In the following example, a service is set up that uses a Dummy resource agent created precisely to test Pacemaker. This agent is used because it requires a basic configuration and doesn't make any assumptions about the environment or the types of services that you intend to run with Pacemaker.

  1. Add the service as a resource by using the pcs resource create command:

    sudo pcs resource create dummy_service ocf:pacemaker:Dummy op monitor interval=120s

    In the previous example, dummy_service is the name that is provided for the service for this resource:

    To invoke the Dummy resource agent, a notation (ocf:pacemaker:Dummy) is used to specify that it conforms to the OCF standard, that it runs in the pacemaker namespace, and that the Dummy script is used. If you were configuring a heartbeat monitor service for a clustered file system, you might use the ocf:heartbeat:Filesystem resource agent.
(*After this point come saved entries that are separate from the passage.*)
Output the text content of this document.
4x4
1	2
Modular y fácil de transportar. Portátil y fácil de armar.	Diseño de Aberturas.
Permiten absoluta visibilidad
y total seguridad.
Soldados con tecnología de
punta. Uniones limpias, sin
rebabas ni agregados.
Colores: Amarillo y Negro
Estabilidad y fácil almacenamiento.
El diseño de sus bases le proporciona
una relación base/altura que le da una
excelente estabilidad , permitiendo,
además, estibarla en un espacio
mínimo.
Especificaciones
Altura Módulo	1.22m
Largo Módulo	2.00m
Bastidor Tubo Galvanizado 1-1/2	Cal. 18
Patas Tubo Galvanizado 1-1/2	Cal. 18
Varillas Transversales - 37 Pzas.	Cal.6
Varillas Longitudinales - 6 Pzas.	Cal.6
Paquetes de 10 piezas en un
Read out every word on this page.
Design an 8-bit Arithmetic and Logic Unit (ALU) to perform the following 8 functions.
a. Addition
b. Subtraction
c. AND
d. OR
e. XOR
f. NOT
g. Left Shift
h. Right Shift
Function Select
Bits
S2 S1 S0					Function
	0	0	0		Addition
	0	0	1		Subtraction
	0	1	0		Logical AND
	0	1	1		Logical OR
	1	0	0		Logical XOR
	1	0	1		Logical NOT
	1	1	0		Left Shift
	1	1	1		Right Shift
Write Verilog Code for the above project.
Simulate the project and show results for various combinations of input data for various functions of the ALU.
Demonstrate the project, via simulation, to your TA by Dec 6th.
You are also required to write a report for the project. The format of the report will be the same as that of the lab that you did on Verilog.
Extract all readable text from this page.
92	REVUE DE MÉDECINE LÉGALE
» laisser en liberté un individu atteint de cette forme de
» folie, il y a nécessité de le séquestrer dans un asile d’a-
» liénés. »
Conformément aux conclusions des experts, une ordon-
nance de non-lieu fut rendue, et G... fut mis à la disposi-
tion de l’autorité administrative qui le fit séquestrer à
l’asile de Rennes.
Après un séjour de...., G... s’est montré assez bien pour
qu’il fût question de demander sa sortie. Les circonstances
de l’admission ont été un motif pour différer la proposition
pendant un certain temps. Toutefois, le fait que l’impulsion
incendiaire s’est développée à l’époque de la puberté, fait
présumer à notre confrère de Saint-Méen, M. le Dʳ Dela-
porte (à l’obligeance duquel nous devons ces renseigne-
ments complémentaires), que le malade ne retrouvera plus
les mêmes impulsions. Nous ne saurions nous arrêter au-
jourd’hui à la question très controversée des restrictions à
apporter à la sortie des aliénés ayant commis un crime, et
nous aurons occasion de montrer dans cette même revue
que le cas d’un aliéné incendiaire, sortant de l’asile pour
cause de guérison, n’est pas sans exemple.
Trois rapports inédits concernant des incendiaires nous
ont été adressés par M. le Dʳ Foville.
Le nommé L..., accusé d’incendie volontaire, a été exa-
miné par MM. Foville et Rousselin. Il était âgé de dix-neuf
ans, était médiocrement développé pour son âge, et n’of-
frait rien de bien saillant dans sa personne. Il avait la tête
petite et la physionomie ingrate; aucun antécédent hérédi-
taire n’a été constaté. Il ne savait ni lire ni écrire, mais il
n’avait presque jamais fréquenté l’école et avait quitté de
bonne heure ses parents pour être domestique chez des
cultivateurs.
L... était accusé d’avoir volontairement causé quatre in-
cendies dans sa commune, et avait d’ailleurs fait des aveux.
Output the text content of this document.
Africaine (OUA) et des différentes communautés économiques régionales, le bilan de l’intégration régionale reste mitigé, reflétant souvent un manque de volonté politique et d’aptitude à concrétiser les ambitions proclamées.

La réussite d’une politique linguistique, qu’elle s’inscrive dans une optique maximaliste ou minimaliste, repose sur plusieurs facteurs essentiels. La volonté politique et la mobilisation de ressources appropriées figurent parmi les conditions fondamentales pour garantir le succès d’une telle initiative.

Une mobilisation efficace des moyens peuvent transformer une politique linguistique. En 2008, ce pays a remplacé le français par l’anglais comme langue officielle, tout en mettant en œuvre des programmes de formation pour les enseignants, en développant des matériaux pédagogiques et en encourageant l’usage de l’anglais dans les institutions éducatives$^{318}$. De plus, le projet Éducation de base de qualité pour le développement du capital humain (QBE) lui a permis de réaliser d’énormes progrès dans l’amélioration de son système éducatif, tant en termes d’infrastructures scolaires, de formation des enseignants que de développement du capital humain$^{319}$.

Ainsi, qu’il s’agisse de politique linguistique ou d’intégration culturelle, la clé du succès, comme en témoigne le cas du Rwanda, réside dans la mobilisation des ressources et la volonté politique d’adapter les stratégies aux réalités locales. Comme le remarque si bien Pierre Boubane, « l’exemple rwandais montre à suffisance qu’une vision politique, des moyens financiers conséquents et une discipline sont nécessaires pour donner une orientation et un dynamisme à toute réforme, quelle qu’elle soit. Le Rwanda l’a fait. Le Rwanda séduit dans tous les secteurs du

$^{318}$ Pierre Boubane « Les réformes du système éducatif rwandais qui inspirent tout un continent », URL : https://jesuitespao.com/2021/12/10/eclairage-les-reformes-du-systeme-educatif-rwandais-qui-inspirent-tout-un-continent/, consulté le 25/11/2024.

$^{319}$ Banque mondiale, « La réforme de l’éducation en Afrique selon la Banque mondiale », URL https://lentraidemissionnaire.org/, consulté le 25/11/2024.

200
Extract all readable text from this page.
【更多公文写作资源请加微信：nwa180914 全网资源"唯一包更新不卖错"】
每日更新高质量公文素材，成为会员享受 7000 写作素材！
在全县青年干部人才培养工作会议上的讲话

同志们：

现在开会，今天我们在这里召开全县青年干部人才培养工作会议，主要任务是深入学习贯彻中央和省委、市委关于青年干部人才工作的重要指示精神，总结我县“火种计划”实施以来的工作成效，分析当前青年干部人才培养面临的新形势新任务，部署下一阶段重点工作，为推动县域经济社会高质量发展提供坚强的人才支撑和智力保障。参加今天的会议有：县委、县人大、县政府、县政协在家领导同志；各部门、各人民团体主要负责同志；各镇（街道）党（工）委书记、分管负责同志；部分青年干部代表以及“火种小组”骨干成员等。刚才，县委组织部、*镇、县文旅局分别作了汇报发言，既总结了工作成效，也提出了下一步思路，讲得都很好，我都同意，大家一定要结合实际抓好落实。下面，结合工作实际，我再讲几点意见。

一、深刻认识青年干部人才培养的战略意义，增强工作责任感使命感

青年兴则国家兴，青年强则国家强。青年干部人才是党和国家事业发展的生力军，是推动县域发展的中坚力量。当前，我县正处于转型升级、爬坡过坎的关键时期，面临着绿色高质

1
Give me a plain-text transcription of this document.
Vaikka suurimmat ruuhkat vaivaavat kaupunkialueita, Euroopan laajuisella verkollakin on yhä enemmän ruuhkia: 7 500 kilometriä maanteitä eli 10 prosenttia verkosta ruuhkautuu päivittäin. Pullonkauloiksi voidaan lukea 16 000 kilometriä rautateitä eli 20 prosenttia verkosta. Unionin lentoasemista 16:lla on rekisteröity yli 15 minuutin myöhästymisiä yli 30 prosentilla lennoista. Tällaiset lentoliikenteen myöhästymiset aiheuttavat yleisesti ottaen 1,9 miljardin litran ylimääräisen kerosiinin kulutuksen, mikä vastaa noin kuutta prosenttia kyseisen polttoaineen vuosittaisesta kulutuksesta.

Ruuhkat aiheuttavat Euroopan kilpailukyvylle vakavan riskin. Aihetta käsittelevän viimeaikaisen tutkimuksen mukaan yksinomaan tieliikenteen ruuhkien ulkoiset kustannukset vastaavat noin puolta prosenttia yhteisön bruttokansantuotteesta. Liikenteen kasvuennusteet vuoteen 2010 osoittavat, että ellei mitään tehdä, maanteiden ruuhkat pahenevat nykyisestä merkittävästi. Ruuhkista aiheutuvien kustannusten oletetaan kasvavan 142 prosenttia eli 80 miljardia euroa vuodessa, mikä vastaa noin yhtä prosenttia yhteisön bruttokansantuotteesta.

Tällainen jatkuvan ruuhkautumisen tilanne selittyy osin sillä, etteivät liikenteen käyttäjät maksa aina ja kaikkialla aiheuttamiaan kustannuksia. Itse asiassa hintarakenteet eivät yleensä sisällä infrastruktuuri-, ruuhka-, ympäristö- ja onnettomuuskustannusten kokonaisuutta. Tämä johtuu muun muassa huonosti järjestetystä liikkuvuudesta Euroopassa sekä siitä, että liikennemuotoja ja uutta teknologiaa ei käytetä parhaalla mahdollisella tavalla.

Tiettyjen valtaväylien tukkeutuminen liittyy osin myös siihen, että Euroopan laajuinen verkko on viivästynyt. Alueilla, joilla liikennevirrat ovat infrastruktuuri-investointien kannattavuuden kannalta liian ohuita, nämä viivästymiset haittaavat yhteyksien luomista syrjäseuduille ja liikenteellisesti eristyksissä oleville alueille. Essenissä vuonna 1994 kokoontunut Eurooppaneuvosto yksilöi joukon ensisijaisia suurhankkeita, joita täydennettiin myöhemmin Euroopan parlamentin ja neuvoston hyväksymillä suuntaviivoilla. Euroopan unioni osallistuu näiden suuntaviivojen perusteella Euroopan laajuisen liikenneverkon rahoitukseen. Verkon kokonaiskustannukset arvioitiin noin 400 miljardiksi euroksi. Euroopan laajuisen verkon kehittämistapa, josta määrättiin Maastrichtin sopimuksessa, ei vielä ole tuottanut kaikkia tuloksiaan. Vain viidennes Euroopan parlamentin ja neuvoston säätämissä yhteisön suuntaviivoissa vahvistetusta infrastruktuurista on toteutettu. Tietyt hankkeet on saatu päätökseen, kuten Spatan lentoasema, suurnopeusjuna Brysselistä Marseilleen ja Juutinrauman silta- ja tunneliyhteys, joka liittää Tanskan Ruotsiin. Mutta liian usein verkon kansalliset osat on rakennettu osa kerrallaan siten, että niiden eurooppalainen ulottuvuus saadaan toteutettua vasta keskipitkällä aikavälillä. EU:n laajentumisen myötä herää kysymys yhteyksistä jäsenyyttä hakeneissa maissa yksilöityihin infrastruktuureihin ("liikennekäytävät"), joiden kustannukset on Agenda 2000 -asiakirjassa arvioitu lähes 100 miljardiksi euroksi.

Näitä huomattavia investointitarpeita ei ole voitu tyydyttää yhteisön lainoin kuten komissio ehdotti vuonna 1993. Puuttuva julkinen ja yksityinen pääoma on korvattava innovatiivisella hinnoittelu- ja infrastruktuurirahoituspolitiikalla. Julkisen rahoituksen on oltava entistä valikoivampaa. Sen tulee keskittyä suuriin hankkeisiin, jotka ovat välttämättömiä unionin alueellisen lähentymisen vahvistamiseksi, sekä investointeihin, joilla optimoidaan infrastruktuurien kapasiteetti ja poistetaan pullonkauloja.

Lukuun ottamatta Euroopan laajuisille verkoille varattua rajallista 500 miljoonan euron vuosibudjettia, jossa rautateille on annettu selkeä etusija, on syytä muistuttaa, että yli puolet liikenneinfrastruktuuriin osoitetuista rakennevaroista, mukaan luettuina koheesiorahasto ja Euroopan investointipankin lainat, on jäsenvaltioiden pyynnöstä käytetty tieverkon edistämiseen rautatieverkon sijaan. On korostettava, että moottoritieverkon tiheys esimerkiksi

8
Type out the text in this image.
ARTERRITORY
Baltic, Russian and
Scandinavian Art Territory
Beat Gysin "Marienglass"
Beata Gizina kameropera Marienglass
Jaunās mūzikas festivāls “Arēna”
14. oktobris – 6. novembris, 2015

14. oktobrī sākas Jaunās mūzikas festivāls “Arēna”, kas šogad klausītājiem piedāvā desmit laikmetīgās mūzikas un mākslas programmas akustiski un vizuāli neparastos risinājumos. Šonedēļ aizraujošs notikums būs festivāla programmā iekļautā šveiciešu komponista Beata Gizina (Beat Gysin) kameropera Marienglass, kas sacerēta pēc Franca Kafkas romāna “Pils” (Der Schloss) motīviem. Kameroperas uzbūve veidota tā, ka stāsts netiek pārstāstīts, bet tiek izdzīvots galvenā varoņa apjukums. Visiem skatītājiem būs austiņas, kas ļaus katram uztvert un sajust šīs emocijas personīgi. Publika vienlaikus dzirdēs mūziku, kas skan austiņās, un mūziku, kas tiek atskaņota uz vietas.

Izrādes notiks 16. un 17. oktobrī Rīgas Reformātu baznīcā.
    The resource is configured to use the monitor operation in the agent and an interval is set to check the health of the service. In this example, the interval is set to 120s to give the service sufficient time to fail while you're demonstrating failover. By default, this interval is typically set to 20 seconds, but it can be modified depending on the type of service and the particular environment.

    When you create a service, the cluster starts the resource on a node by using the resource agent's start command.

  2. View the resource start and run status, for example:

    sudo pcs status

    The following output is displayed:

    Cluster name: pacemaker1
    Stack: corosync
    Current DC: node2 (version 2.1.2-4.0.2.el9-f765c3be2f4) - partition with quorum
    Last updated:Mon Jul 18 14:54:28 2022
    Last change: Mon Jul 18 14:52:28 2022 by root via cibadmin on node1
    
    2 nodes configured
    1 resource configured
    
    Online: [ node1 node2 ]
    
    Full list of resources:
    
     dummy_service  (ocf::pacemaker:Dummy): Started node1
    
    Daemon Status:
      corosync: active/disabled
      pacemaker: active/disabled
      pcsd: active/enabled
  3. Run the crm_resource command to simulate service failure by force stopping the service directly:

    sudo crm_resource --resource dummy_service --force-stop

    Running the crm_resource command ensures that the cluster is unaware that the service has been manually stopped.

  4. Run the crm_mon command in interactive mode so that you can wait until a node fails, to view the Failed Actions message, for example:

    sudo crm_mon

    The following output is displayed:

    Stack: corosync
    Current DC: node1 (version 2.1.2-4.0.2.el9-f765c3be2f4) - partition with quorum
    Last updated: Mon Jul 18 15:00:28 2022
    Last change: Mon Jul 18 14:58:14 2022 by root via cibadmin on node1
    
    3 nodes configured
    1 resource configured
    
    Online: [ node1 node2 ]
    
    Active resources:
    
    dummy_service   (ocf::pacemaker:Dummy): Started node2
    
    Failed Resource Actions:
    * dummy_service_monitor_120000 on node1 'not running' (7): call=7, status=complete, exitreason='',
        last-rc-change='Mon Jul 18 15:00:17 2022', queued=0ms, exec=0ms

    You can see the service restart on the alternate node. Note that the default monitor period is set to 120 seconds, so you might need to wait up to the full period before you see notification that a node has gone offline.

    Tip:

    You can use the Ctrl-C key combination to exit out of crm_mon at any point.

  5. Reboot the node where the service is running to determine whether failover also occurs in the case of node failure.

    Note that if you didn't enable the corosync and pacemaker services to start on boot, you might need to manually start the services on the node that you rebooted by running the following command:

    sudo pcs cluster start node1